In June, Biden increased wages for federal firefighters from $13 to $15 an hour. In addition, Canada and Australia have sent firefighters and aircraft to help, and 250 US troops are on the ground fighting the Dixie Fire alongside firefighters, Biden said.

The American president’s plan includes using technology to detect fires more quickly in the future, and his infrastructure bill, which has not yet passed, includes funding for wildfire preparedness. Biden’s budget also increased funding for hazardous fuel treatment – the mechanical clearing and prescribed burning of overgrown forests.

Prescribed burns

Lenya Quinn-Davidson, fire adviser at the University of California Cooperative Extension and director of the Northern California Prescribed Fire Council, is optimistic that people can bring wildfires back into balance with nature.

Quinn-Davidson trains people to use prescribed burns, also known as “good fire”, to prevent destructive wildfires. Historically, Indigenous people intentionally set small fires to clear dense forests, but the US made this practice illegal. Recently, Native American tribes and Quinn-Davidson are bringing the concept back – but she said the practice needs to scale up massively.
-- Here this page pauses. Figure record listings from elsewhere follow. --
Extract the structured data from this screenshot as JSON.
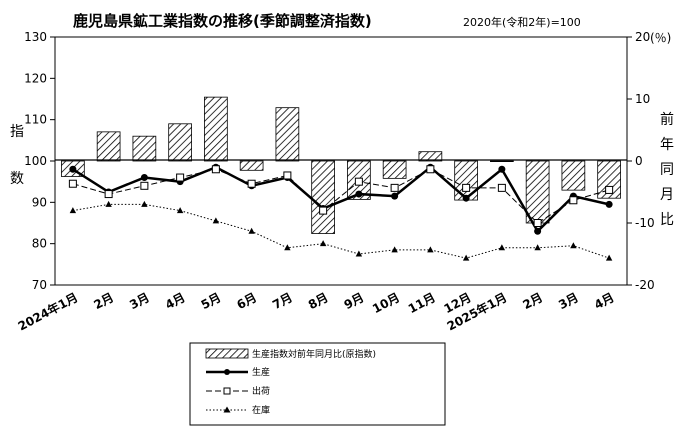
{
  "chart_data": {
    "type": "bar",
    "title": "鹿児島県鉱工業指数の推移(季節調整済指数)",
    "note": "2020年(令和2年)=100",
    "categories": [
      "2024年1月",
      "2月",
      "3月",
      "4月",
      "5月",
      "6月",
      "7月",
      "8月",
      "9月",
      "10月",
      "11月",
      "12月",
      "2025年1月",
      "2月",
      "3月",
      "4月"
    ],
    "left_axis": {
      "label": "指数",
      "ticks": [
        "130",
        "120",
        "110",
        "100",
        "90",
        "80",
        "70"
      ],
      "ylim": [
        70,
        130
      ]
    },
    "right_axis": {
      "label": "前年同月比",
      "unit": "(％)",
      "ticks": [
        "20",
        "10",
        "0",
        "-10",
        "-20"
      ],
      "ylim": [
        -20,
        20
      ]
    },
    "bar_series": {
      "name": "生産指数対前年同月比(原指数)",
      "axis": "right",
      "values": [
        -2.5,
        4.7,
        4.0,
        6.0,
        10.3,
        -1.5,
        8.6,
        -11.7,
        -6.2,
        -2.8,
        1.5,
        -6.3,
        0.0,
        -10.0,
        -4.7,
        -6.0
      ]
    },
    "series": [
      {
        "name": "生産",
        "axis": "left",
        "values": [
          98.0,
          92.5,
          96.0,
          95.0,
          98.5,
          94.0,
          96.0,
          88.5,
          92.0,
          91.5,
          98.5,
          91.0,
          98.0,
          83.0,
          91.5,
          89.5
        ]
      },
      {
        "name": "出荷",
        "axis": "left",
        "values": [
          94.5,
          92.0,
          94.0,
          96.0,
          98.0,
          94.5,
          96.5,
          88.0,
          95.0,
          93.5,
          98.0,
          93.5,
          93.5,
          85.0,
          90.5,
          93.0
        ]
      },
      {
        "name": "在庫",
        "axis": "left",
        "values": [
          88.0,
          89.5,
          89.5,
          88.0,
          85.5,
          83.0,
          79.0,
          80.0,
          77.5,
          78.5,
          78.5,
          76.5,
          79.0,
          79.0,
          79.5,
          76.5
        ]
      }
    ],
    "legend": {
      "position": "bottom-center"
    },
    "grid": false
  }
}
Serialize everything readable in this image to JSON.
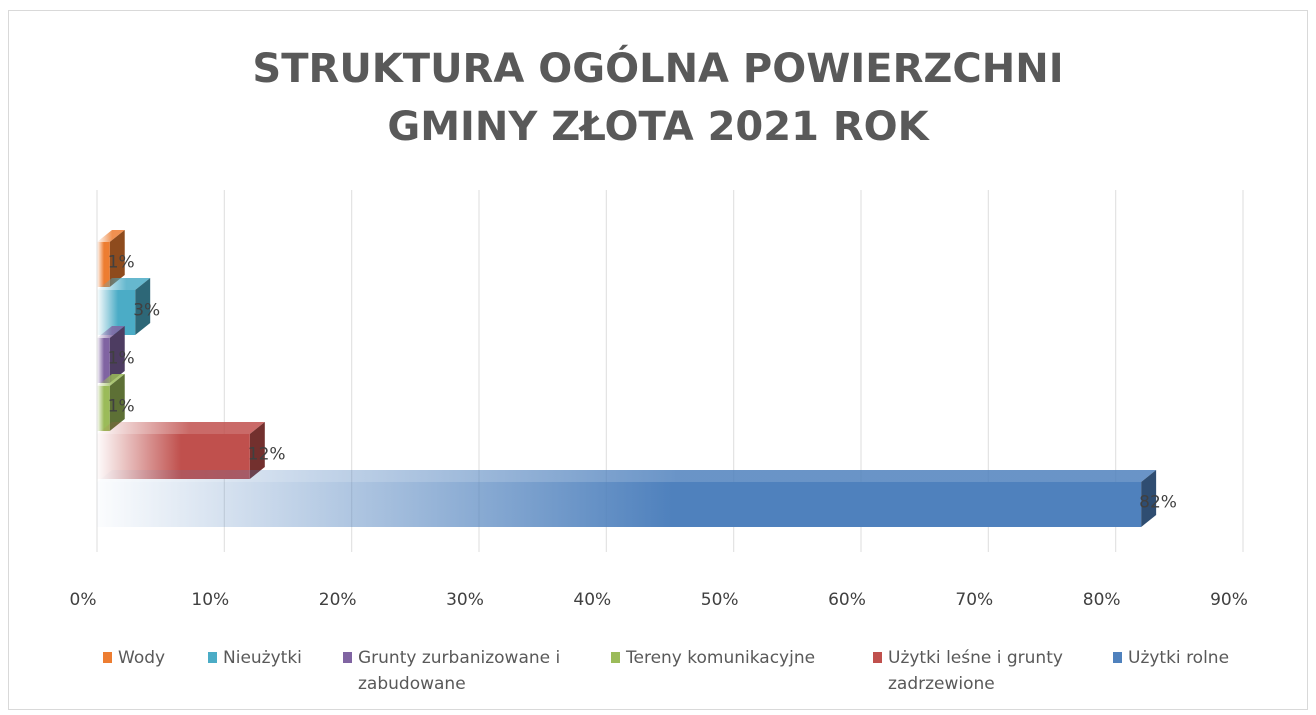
{
  "chart_data": {
    "type": "bar",
    "orientation": "horizontal",
    "title": "STRUKTURA OGÓLNA POWIERZCHNI GMINY ZŁOTA 2021 ROK",
    "series": [
      {
        "name": "Wody",
        "color": "#ed7d31",
        "values": [
          1
        ],
        "value_labels": [
          "1%"
        ]
      },
      {
        "name": "Nieużytki",
        "color": "#4bacc6",
        "values": [
          3
        ],
        "value_labels": [
          "3%"
        ]
      },
      {
        "name": "Grunty zurbanizowane i zabudowane",
        "color": "#8064a2",
        "values": [
          1
        ],
        "value_labels": [
          "1%"
        ]
      },
      {
        "name": "Tereny komunikacyjne",
        "color": "#9bbb59",
        "values": [
          1
        ],
        "value_labels": [
          "1%"
        ]
      },
      {
        "name": "Użytki leśne i grunty zadrzewione",
        "color": "#c0504d",
        "values": [
          12
        ],
        "value_labels": [
          "12%"
        ]
      },
      {
        "name": "Użytki rolne",
        "color": "#4f81bd",
        "values": [
          82
        ],
        "value_labels": [
          "82%"
        ]
      }
    ],
    "xlim": [
      0,
      90
    ],
    "xticks": [
      {
        "value": 0,
        "label": "0%"
      },
      {
        "value": 10,
        "label": "10%"
      },
      {
        "value": 20,
        "label": "20%"
      },
      {
        "value": 30,
        "label": "30%"
      },
      {
        "value": 40,
        "label": "40%"
      },
      {
        "value": 50,
        "label": "50%"
      },
      {
        "value": 60,
        "label": "60%"
      },
      {
        "value": 70,
        "label": "70%"
      },
      {
        "value": 80,
        "label": "80%"
      },
      {
        "value": 90,
        "label": "90%"
      }
    ],
    "grid": true,
    "legend": "bottom"
  }
}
“In the Sierra Nevada, we’re doing less than 20 percent of what needs to happen every year,” she said. “What we’re doing is a drop in the bucket. We need to be thinking so much bigger about how to restore these landscapes and build resiliency.”

One considerable challenge has been insurance, she explained, as even people with extensive training can’t obtain insurance for prescribed burns. When a fire gets out of control and they call emergency services, they are billed tens of thousands of dollars.

But that insurance regime is about to change. This month the state legislature approved $20m to cover the costs of emergency response for prescribed burns, and Newsom is expected to sign Senate Bill 332 into law, which recognises the role of tribes in managing forests and changes the liability standard so that prescribed burners are not taking on as much risk.

Asked about the federal government’s approach to wildfires, Quinn-Davidson said it is important for the administration to recognise that both forest management and climate change play a role. “For someone like Biden, absolutely he needs to be working on the climate piece, because that’s the scale that he can affect.”